Collaboration with an innovative builder
After searching worldwide for a state-of-the-art shipyard to work alongside, Smith was impressed with Astilleros Armon’s shipbuilding operation in northern Spain. A group of six (now seven) shipyard facilities, Armon Shipyards is spread across the northern coast of Spain and is responsible for nearly 1,000 ships at sea.
With over 55 years of experience in the shipbuilding industry, Armon Shipyards has always been at the forefront of innovation and continuously adapts to the evolution of the market. The yard is known globally for building tailor-made vessels from basic design to final delivery. With this in mind, Smith felt the shipyard was most aligned with SHADOWCAT’s vision.
Together, SHADOWCAT and Armon have launched several award-winning boats, including Hodor and 68.2-metre Wayfinder, and Armon is now a trusted partner of SHADOWCAT and the preferred shipbuilder for the brand.
What’s next for SHADOWCAT?
Together with Incat Crowther and Armon, SHADOWCAT created a category of yacht—custom-made support vessels designed to owners’ specific needs. Designed by SHADOWCAT, the first concept in this category, Sustain, will be displayed on the SHADOWCAT stand at the 2023 Monaco Yacht Show, which the brand says will "demonstrate a route to a more sustainable future in the yachting industry". So, what’s next?

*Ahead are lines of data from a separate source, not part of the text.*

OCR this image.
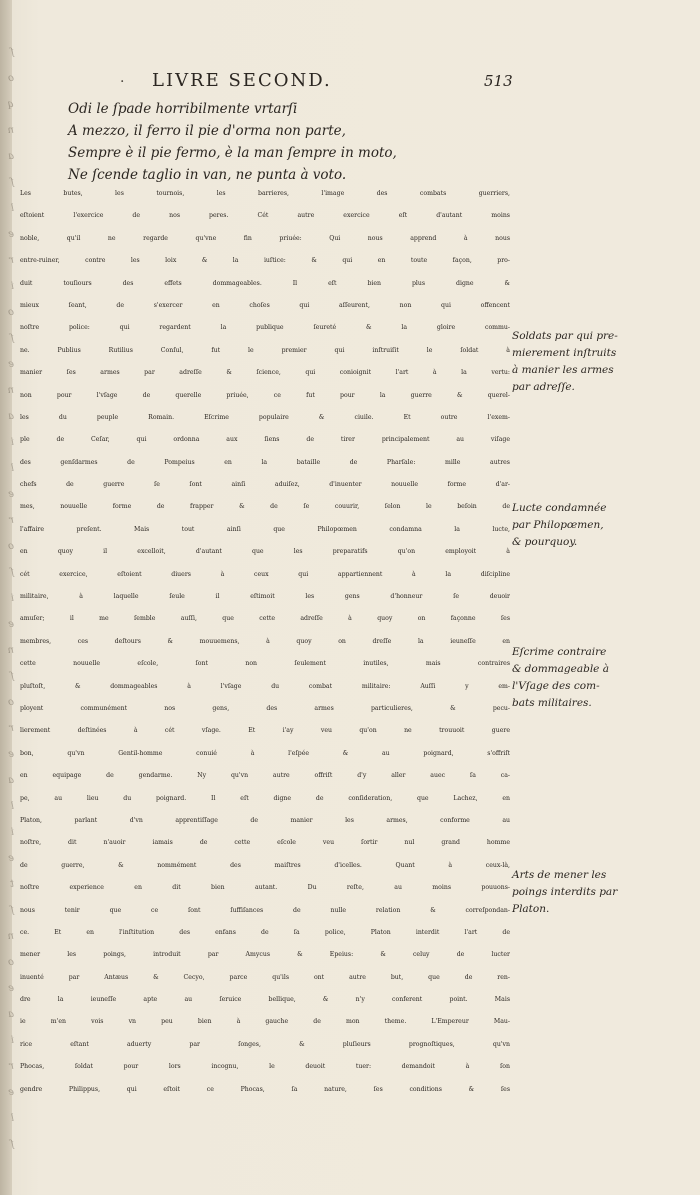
ſ
o
q
n
a
ſ
l
e
r
i
o
ſ
e
n
a
i
l
e
r
o
ſ
i
e
n
ſ
o
r
e
a
l
i
e
t
ſ
n
o
e
a
i
r
e
l
ſ
· LIVRE SECOND.	513
Odi le ſpade horribilmente vrtarſi
A mezzo, il ferro il pie d'orma non parte,
Sempre è il pie fermo, è la man ſempre in moto,
Ne ſcende taglio in van, ne punta à voto.
Les butes, les tournois, les barrieres, l'image des combats guerriers,
eſtoient l'exercice de nos peres. Cét autre exercice eſt d'autant moins
noble, qu'il ne regarde qu'vne fin priuée: Qui nous apprend à nous
entre-ruiner, contre les loix & la iuſtice: & qui en toute façon, pro-
duit touſiours des effets dommageables. Il eſt bien plus digne &
mieux ſeant, de s'exercer en choſes qui aſſeurent, non qui offencent
noſtre police: qui regardent la publique ſeureté & la gloire commu-
ne. Publius Rutilius Conſul, fut le premier qui inſtruiſit le ſoldat à
manier ſes armes par adreſſe & ſcience, qui conioignit l'art à la vertu:
non pour l'vſage de querelle priuée, ce fut pour la guerre & querel-
les du peuple Romain. Eſcrime populaire & ciuile. Et outre l'exem-
ple de Ceſar, qui ordonna aux ſiens de tirer principalement au viſage
des genſdarmes de Pompeius en la bataille de Pharſale: mille autres
chefs de guerre ſe ſont ainſi aduiſez, d'inuenter nouuelle forme d'ar-
mes, nouuelle forme de frapper & de ſe couurir, ſelon le beſoin de
l'affaire preſent. Mais tout ainſi que Philopœmen condamna la lucte,
en quoy il excelloit, d'autant que les preparatifs qu'on employoit à
cét exercice, eſtoient diuers à ceux qui appartiennent à la diſcipline
militaire, à laquelle ſeule il eſtimoit les gens d'honneur ſe deuoir
amuſer; il me ſemble auſſi, que cette adreſſe à quoy on façonne ſes
membres, ces deſtours & mouuemens, à quoy on dreſſe la ieuneſſe en
cette nouuelle eſcole, ſont non ſeulement inutiles, mais contraires
pluſtoſt, & dommageables à l'vſage du combat militaire: Auſſi y em-
ployent communément nos gens, des armes particulieres, & pecu-
lierement deſtinées à cét vſage. Et i'ay veu qu'on ne trouuoit guere
bon, qu'vn Gentil-homme conuié à l'eſpée & au poignard, s'offriſt
en equipage de gendarme. Ny qu'vn autre offriſt d'y aller auec ſa ca-
pe, au lieu du poignard. Il eſt digne de conſideration, que Lachez, en
Platon, parlant d'vn apprentiſſage de manier les armes, conforme au
noſtre, dit n'auoir iamais de cette eſcole veu ſortir nul grand homme
de guerre, & nommément des maiſtres d'icelles. Quant à ceux-là,
noſtre experience en dit bien autant. Du reſte, au moins pouuons-
nous tenir que ce ſont ſuffiſances de nulle relation & correſpondan-
ce. Et en l'inſtitution des enfans de ſa police, Platon interdit l'art de
mener les poings, introduit par Amycus & Epeius: & celuy de lucter
inuenté par Antæus & Cecyo, parce qu'ils ont autre but, que de ren-
dre la ieuneſſe apte au ſeruice bellique, & n'y conferent point. Mais
ie m'en vois vn peu bien à gauche de mon theme. L'Empereur Mau-
rice eſtant aduerty par ſonges, & pluſieurs prognoſtiques, qu'vn
Phocas, ſoldat pour lors incognu, le deuoit tuer: demandoit à ſon
gendre Philippus, qui eſtoit ce Phocas, ſa nature, ſes conditions & ſes
Soldats par qui pre-
mierement inſtruits
à manier les armes
par adreſſe.
Lucte condamnée
par Philopœmen,
& pourquoy.
Eſcrime contraire
& dommageable à
l'Vſage des com-
bats militaires.
Arts de mener les
poings interdits par
Platon.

According to SHADOWCAT, plenty of new boats, ideas, designs and technologies are in the pipeline. Committed to looking ahead at the needs of the market, the brand is preparing to release new category breakthroughs.
“We will continue to look for ways to innovate and apply technologies to support owners, captains and expeditions," says Smith. "As leaders, we feel it is crucial to continually push ourselves to raise the bar on the various types of support vessels we design not only today but as we move into the future.
"We’re also very proud of our leadership role in citizen science and the partnership we’ve established with the Water Revolution Foundation to expand our knowledge and contribute to the new metrics of yachting. Yacht-based exploration and ocean conservation work is core to our mission of preserving our oceans and accelerating sustainability in the superyacht industry.”